Spend some time with JVS employees and volunteers and come away like I did, humbled by the experience. You are in a room surrounded with recent arrivals to our country. They may have been persecuted minorities from their nation. There are many compelling stories, but what is truly moving are the results this organization is fighting so hard to achieve. JVS is tutoring and mentoring these people so new to our country and trying to ground them so they can begin earning wages to support themselves and their young families. I got right into the thick of it with everyone. I was a customer in a Laundromat, a hungry patron in a restaurant, I critiqued a PowerPoint presentation, and I could go on. Although there were challenges with the spoken word, I can tell you that it was evident in the way people looked and reacted to me that they were appreciative of the attention.

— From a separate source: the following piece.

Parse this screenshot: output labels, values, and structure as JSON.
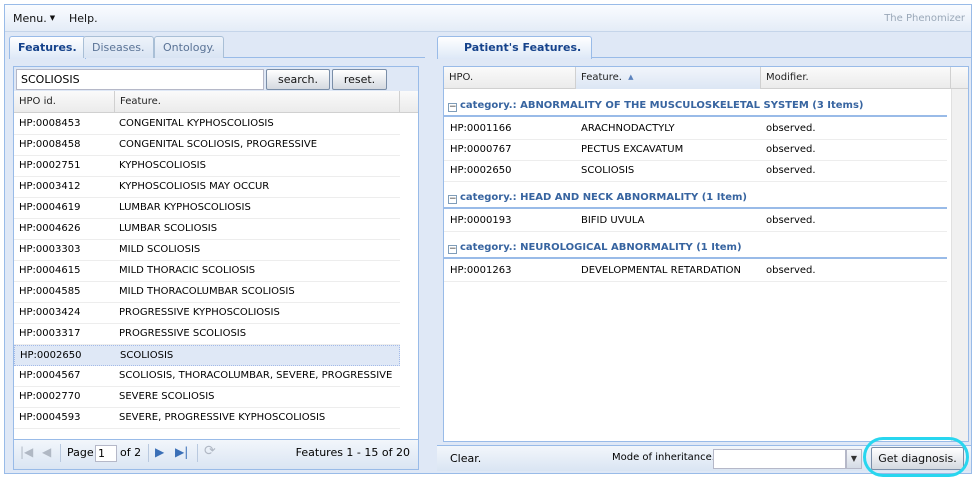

I left the room incredibly impressed with the fierce dedication of the JVS folks. My visit didn't end here. I next spent some time speaking with and conducting a mock interview with a young man who has dedicated himself to returning to the workplace from spending time being incarcerated. This is an entirely separate program also managed and supported by JVS. At the conclusion of my afternoon in this setting, I left with a new sensitivity to what it must be like to have to battle your way to the respectability we all deserve.

Alan M. Beagan
Director of Operations
ROPES & GRAY LLP

Thank you...

Alan & Korri, I wanted to thank you both for the powerful comments that you gave around your visit to JVS. JVS is a great partner of United Way and is one of our 21 partner agencies that help individulas develop much needed job skills. Between July and December of 2007, these 21 agencies collectively helped obtained jobs for over 2,300 people...pretty powerful when you think about it. This is a great example of how together we can create positive impact in the lives of individuals and in our communities.